The KARDIA-2 trial demonstrated statistically significant reductions in systolic blood pressure when zilebesiran was added to standard antihypertensive medications. Key findings for the difference in least squares mean (LS Mean) change from baseline in 24-hour mean SBP assessed by ABPM at Month 3 (censored data) include:

For office SBP at Month 3 (censored data) when added to indapamide, the difference in LS Mean was -18.5 mmHg (95.0% CI: -22.8 to -14.2) with a p-value of 0.0001. The zilebesiran group's change was -19.3 mmHg (Standard Error: 1.52) vs. -0.8 mmHg (Standard Error: 1.55) for placebo.

Time-adjusted changes from baseline through Month 6 in 24-hour mean SBP (all collected data) when added to indapamide showed a difference in LS Mean of -11.0 mmHg (95.0% CI: -14.7 to -7.3) with a p-value of 0.0001. The zilebesiran group's change was -15.6 mmHg (Standard Error: 1.35) vs. -4.6 mmHg (Standard Error: 1.30) for placebo.

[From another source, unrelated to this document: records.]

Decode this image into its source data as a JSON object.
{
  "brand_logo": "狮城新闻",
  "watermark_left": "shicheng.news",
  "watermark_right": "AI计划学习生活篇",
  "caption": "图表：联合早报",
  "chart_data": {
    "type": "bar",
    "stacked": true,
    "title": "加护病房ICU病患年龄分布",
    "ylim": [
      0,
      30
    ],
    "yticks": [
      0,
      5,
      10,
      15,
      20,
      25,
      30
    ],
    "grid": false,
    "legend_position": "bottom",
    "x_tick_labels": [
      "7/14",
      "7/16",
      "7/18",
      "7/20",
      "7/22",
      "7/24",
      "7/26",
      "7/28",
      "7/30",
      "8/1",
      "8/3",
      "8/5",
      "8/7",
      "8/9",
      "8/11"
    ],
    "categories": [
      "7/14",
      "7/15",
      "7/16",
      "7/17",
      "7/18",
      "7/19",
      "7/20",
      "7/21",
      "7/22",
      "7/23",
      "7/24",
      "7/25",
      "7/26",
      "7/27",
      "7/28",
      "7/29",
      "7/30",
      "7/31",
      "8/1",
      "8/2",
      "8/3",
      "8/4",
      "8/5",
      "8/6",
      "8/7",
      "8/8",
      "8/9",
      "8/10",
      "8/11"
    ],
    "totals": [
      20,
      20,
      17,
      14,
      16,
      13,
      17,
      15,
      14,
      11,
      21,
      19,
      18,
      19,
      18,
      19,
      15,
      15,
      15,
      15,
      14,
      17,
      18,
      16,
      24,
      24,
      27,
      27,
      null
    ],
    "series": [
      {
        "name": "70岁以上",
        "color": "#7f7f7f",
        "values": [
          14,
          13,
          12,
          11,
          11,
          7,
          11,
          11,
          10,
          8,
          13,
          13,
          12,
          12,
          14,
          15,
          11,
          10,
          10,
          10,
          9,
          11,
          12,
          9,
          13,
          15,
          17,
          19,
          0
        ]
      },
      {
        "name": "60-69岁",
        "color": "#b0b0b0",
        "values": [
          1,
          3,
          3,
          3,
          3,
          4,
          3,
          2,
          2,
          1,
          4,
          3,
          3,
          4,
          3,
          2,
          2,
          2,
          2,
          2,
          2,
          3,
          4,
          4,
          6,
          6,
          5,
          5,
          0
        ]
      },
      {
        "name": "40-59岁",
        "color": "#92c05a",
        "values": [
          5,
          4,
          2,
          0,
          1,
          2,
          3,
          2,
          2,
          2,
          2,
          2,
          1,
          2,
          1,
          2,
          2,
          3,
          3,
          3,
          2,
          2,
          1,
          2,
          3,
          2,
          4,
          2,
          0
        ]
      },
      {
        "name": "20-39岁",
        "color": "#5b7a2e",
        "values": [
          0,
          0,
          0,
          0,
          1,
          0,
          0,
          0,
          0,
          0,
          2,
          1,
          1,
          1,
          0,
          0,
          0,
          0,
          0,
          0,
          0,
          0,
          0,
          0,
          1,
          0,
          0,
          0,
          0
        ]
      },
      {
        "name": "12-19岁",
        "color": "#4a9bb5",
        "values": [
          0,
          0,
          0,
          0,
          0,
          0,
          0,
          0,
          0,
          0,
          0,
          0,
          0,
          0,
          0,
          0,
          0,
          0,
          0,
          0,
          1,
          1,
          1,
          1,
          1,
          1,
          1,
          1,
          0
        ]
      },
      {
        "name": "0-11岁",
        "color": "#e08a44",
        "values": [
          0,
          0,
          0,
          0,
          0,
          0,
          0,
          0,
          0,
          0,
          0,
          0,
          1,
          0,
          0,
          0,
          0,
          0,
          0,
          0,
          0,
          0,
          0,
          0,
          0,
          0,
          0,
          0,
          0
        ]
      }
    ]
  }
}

Time-adjusted changes from baseline through Month 6 in office SBP (all collected data) when added to indapamide showed a difference in LS Mean of -13.6 mmHg (95.0% CI: -16.9 to -10.3) with a p-value of 0.0001. The zilebesiran group's change was -18.1 mmHg (Standard Error: 1.18) vs. -4.5 mmHg (Standard Error: 1.16) for placebo.

What this means

The results from the KARDIA-2 trial indicate that zilebesiran, when used as an add-on therapy, significantly lowers both 24-hour mean and office systolic blood pressure in patients with hypertension not adequately controlled by existing medications. The consistent and statistically significant reductions observed across different background antihypertensive regimens (indapamide, amlodipine, olmesartan) suggest that zilebesiran could be a valuable new treatment option for managing resistant hypertension. These findings provide important data for clinicians considering strategies to achieve better blood pressure control in their patients.

Source

The information regarding these trial results was obtained from ClinicalTrials.gov, a public database of clinical studies. The results for study NCT05103332, titled "Zilebesiran as Add-on Therapy in Patients With Hypertension Not Adequately Controlled by a Standard of Care Antihypertensive Medication (KARDIA-2)," were posted on 2025-07-09 on clinicaltrials.gov.